Bank stocks lead European markets to decline
European stocks further retreated on Monday led by bank shares. Both the euro and British Pound fell against the dollar. The Stoxx Europe 600 index ended 0.5% lower in a choppy trade. The DAX 30 fell 0.5% to 13000.20. France’sCAC 40 lost 0.6% and UK’s FTSE 100 finished 0.4% lower at 7383.90.

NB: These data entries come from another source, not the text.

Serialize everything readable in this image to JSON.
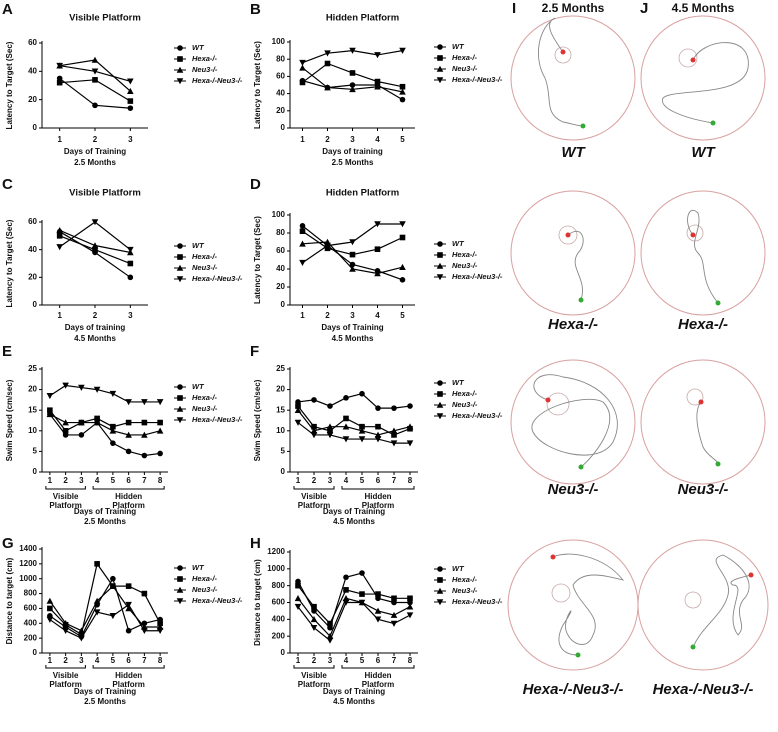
{
  "chart_data": [
    {
      "type": "line",
      "letter": "A",
      "title": "Visible Platform",
      "ylabel": "Latency to Target (Sec)",
      "xlabel": "Days of Training",
      "subtitle": "2.5 Months",
      "categories": [
        "1",
        "2",
        "3"
      ],
      "ylim": [
        0,
        60
      ],
      "yticks": [
        0,
        20,
        40,
        60
      ],
      "series": [
        {
          "name": "WT",
          "color": "#000000",
          "marker": "circle",
          "values": [
            35,
            16,
            14
          ]
        },
        {
          "name": "Hexa-/-",
          "color": "#000000",
          "marker": "square",
          "values": [
            32,
            34,
            19
          ]
        },
        {
          "name": "Neu3-/-",
          "color": "#000000",
          "marker": "triangle",
          "values": [
            44,
            48,
            26
          ]
        },
        {
          "name": "Hexa-/-Neu3-/-",
          "color": "#000000",
          "marker": "triangle-down",
          "values": [
            44,
            40,
            33
          ]
        }
      ]
    },
    {
      "type": "line",
      "letter": "B",
      "title": "Hidden Platform",
      "ylabel": "Latency to Target (Sec)",
      "xlabel": "Days of training",
      "subtitle": "2.5 Months",
      "categories": [
        "1",
        "2",
        "3",
        "4",
        "5"
      ],
      "ylim": [
        0,
        100
      ],
      "yticks": [
        0,
        20,
        40,
        60,
        80,
        100
      ],
      "series": [
        {
          "name": "WT",
          "color": "#000000",
          "marker": "circle",
          "values": [
            55,
            47,
            50,
            50,
            33
          ]
        },
        {
          "name": "Hexa-/-",
          "color": "#000000",
          "marker": "square",
          "values": [
            53,
            75,
            64,
            54,
            48
          ]
        },
        {
          "name": "Neu3-/-",
          "color": "#000000",
          "marker": "triangle",
          "values": [
            70,
            47,
            45,
            48,
            42
          ]
        },
        {
          "name": "Hexa-/-Neu3-/-",
          "color": "#000000",
          "marker": "triangle-down",
          "values": [
            76,
            87,
            90,
            85,
            90
          ]
        }
      ]
    },
    {
      "type": "line",
      "letter": "C",
      "title": "Visible Platform",
      "ylabel": "Latency to Target (Sec)",
      "xlabel": "Days of training",
      "subtitle": "4.5 Months",
      "categories": [
        "1",
        "2",
        "3"
      ],
      "ylim": [
        0,
        60
      ],
      "yticks": [
        0,
        20,
        40,
        60
      ],
      "series": [
        {
          "name": "WT",
          "color": "#000000",
          "marker": "circle",
          "values": [
            53,
            38,
            20
          ]
        },
        {
          "name": "Hexa-/-",
          "color": "#000000",
          "marker": "square",
          "values": [
            50,
            40,
            30
          ]
        },
        {
          "name": "Neu3-/-",
          "color": "#000000",
          "marker": "triangle",
          "values": [
            54,
            43,
            38
          ]
        },
        {
          "name": "Hexa-/-Neu3-/-",
          "color": "#000000",
          "marker": "triangle-down",
          "values": [
            42,
            60,
            40
          ]
        }
      ]
    },
    {
      "type": "line",
      "letter": "D",
      "title": "Hidden Platform",
      "ylabel": "Latency to Target (Sec)",
      "xlabel": "Days of Training",
      "subtitle": "4.5 Months",
      "categories": [
        "1",
        "2",
        "3",
        "4",
        "5"
      ],
      "ylim": [
        0,
        100
      ],
      "yticks": [
        0,
        20,
        40,
        60,
        80,
        100
      ],
      "series": [
        {
          "name": "WT",
          "color": "#000000",
          "marker": "circle",
          "values": [
            88,
            66,
            45,
            38,
            28
          ]
        },
        {
          "name": "Hexa-/-",
          "color": "#000000",
          "marker": "square",
          "values": [
            82,
            63,
            56,
            62,
            75
          ]
        },
        {
          "name": "Neu3-/-",
          "color": "#000000",
          "marker": "triangle",
          "values": [
            68,
            70,
            40,
            35,
            42
          ]
        },
        {
          "name": "Hexa-/-Neu3-/-",
          "color": "#000000",
          "marker": "triangle-down",
          "values": [
            47,
            66,
            70,
            90,
            90
          ]
        }
      ]
    },
    {
      "type": "line",
      "letter": "E",
      "ylabel": "Swim Speed (cm/sec)",
      "xlabel": "Days of Training",
      "subtitle": "2.5 Months",
      "categories": [
        "1",
        "2",
        "3",
        "4",
        "5",
        "6",
        "7",
        "8"
      ],
      "ylim": [
        0,
        25
      ],
      "yticks": [
        0,
        5,
        10,
        15,
        20,
        25
      ],
      "annotations": [
        {
          "label": "Visible Platform",
          "from": "1",
          "to": "3"
        },
        {
          "label": "Hidden Platform",
          "from": "4",
          "to": "8"
        }
      ],
      "series": [
        {
          "name": "WT",
          "color": "#000000",
          "marker": "circle",
          "values": [
            14,
            9,
            9,
            12,
            7,
            5,
            4,
            4.5
          ]
        },
        {
          "name": "Hexa-/-",
          "color": "#000000",
          "marker": "square",
          "values": [
            15,
            10,
            12,
            13,
            11,
            12,
            12,
            12
          ]
        },
        {
          "name": "Neu3-/-",
          "color": "#000000",
          "marker": "triangle",
          "values": [
            14,
            12,
            12,
            12,
            10,
            9,
            9,
            10
          ]
        },
        {
          "name": "Hexa-/-Neu3-/-",
          "color": "#000000",
          "marker": "triangle-down",
          "values": [
            18.5,
            21,
            20.5,
            20,
            19,
            17,
            17,
            17
          ]
        }
      ]
    },
    {
      "type": "line",
      "letter": "F",
      "ylabel": "Swim Speed (cm/sec)",
      "xlabel": "Days of Training",
      "subtitle": "4.5 Months",
      "categories": [
        "1",
        "2",
        "3",
        "4",
        "5",
        "6",
        "7",
        "8"
      ],
      "ylim": [
        0,
        25
      ],
      "yticks": [
        0,
        5,
        10,
        15,
        20,
        25
      ],
      "annotations": [
        {
          "label": "Visible Platform",
          "from": "1",
          "to": "3"
        },
        {
          "label": "Hidden Platform",
          "from": "4",
          "to": "8"
        }
      ],
      "series": [
        {
          "name": "WT",
          "color": "#000000",
          "marker": "circle",
          "values": [
            17,
            17.5,
            16,
            18,
            19,
            15.5,
            15.5,
            16
          ]
        },
        {
          "name": "Hexa-/-",
          "color": "#000000",
          "marker": "square",
          "values": [
            16,
            11,
            10,
            13,
            11,
            11,
            9,
            10.5
          ]
        },
        {
          "name": "Neu3-/-",
          "color": "#000000",
          "marker": "triangle",
          "values": [
            15,
            10,
            11,
            11,
            10,
            9,
            10,
            11
          ]
        },
        {
          "name": "Hexa-/-Neu3-/-",
          "color": "#000000",
          "marker": "triangle-down",
          "values": [
            12,
            9,
            9,
            8,
            8,
            8,
            7,
            7
          ]
        }
      ]
    },
    {
      "type": "line",
      "letter": "G",
      "ylabel": "Distance to target (cm)",
      "xlabel": "Days of Training",
      "subtitle": "2.5 Months",
      "categories": [
        "1",
        "2",
        "3",
        "4",
        "5",
        "6",
        "7",
        "8"
      ],
      "ylim": [
        0,
        1400
      ],
      "yticks": [
        0,
        200,
        400,
        600,
        800,
        1000,
        1200,
        1400
      ],
      "annotations": [
        {
          "label": "Visible Platform",
          "from": "1",
          "to": "3"
        },
        {
          "label": "Hidden Platform",
          "from": "4",
          "to": "8"
        }
      ],
      "series": [
        {
          "name": "WT",
          "color": "#000000",
          "marker": "circle",
          "values": [
            500,
            350,
            220,
            650,
            1000,
            300,
            400,
            450
          ]
        },
        {
          "name": "Hexa-/-",
          "color": "#000000",
          "marker": "square",
          "values": [
            600,
            380,
            250,
            1200,
            900,
            900,
            800,
            400
          ]
        },
        {
          "name": "Neu3-/-",
          "color": "#000000",
          "marker": "triangle",
          "values": [
            700,
            400,
            300,
            700,
            900,
            600,
            350,
            350
          ]
        },
        {
          "name": "Hexa-/-Neu3-/-",
          "color": "#000000",
          "marker": "triangle-down",
          "values": [
            450,
            300,
            200,
            550,
            500,
            650,
            300,
            300
          ]
        }
      ]
    },
    {
      "type": "line",
      "letter": "H",
      "ylabel": "Distance to target (cm)",
      "xlabel": "Days of Training",
      "subtitle": "4.5 Months",
      "categories": [
        "1",
        "2",
        "3",
        "4",
        "5",
        "6",
        "7",
        "8"
      ],
      "ylim": [
        0,
        1200
      ],
      "yticks": [
        0,
        200,
        400,
        600,
        800,
        1000,
        1200
      ],
      "annotations": [
        {
          "label": "Visible Platform",
          "from": "1",
          "to": "3"
        },
        {
          "label": "Hidden Platform",
          "from": "4",
          "to": "8"
        }
      ],
      "series": [
        {
          "name": "WT",
          "color": "#000000",
          "marker": "circle",
          "values": [
            850,
            500,
            300,
            900,
            950,
            650,
            600,
            600
          ]
        },
        {
          "name": "Hexa-/-",
          "color": "#000000",
          "marker": "square",
          "values": [
            800,
            550,
            350,
            750,
            700,
            700,
            650,
            650
          ]
        },
        {
          "name": "Neu3-/-",
          "color": "#000000",
          "marker": "triangle",
          "values": [
            650,
            400,
            200,
            650,
            600,
            500,
            450,
            550
          ]
        },
        {
          "name": "Hexa-/-Neu3-/-",
          "color": "#000000",
          "marker": "triangle-down",
          "values": [
            550,
            300,
            150,
            600,
            600,
            400,
            350,
            450
          ]
        }
      ]
    }
  ],
  "track_panels": {
    "columns": [
      {
        "letter": "I",
        "title": "2.5 Months"
      },
      {
        "letter": "J",
        "title": "4.5 Months"
      }
    ],
    "genotypes": [
      "WT",
      "Hexa-/-",
      "Neu3-/-",
      "Hexa-/-Neu3-/-"
    ]
  }
}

China concerns weigh on Asian markets down
Asian stock indices are mixed today with concerns about volatile Chinese markets weighing on market sentiment.Nikkei closed less than 0.1% higher at 22502.00 helped by a weaker yen against the dollar. Chinese stocks are mixed: the Shanghai Composite Index is 0.3% higher while Hong Kong’s Hang Seng Index is down 0.4%. Australia’s ASX All Ordinaries is 0.1% lower as Australian dollar rebounded against the US dollar.
Oil edges lower
Oil futures prices are inching lower today as TransCanada Corporation (TO:TRP) said it would restart the 590,000 barrel per day Keystone pipeline to the US at reduced pressure later on Tuesday. Prices edged lower Monday on doubt over an extension to a production cut deal at the OPEC November 30 meeting. January Brent crude settled at $63.84 a barrel on Monday.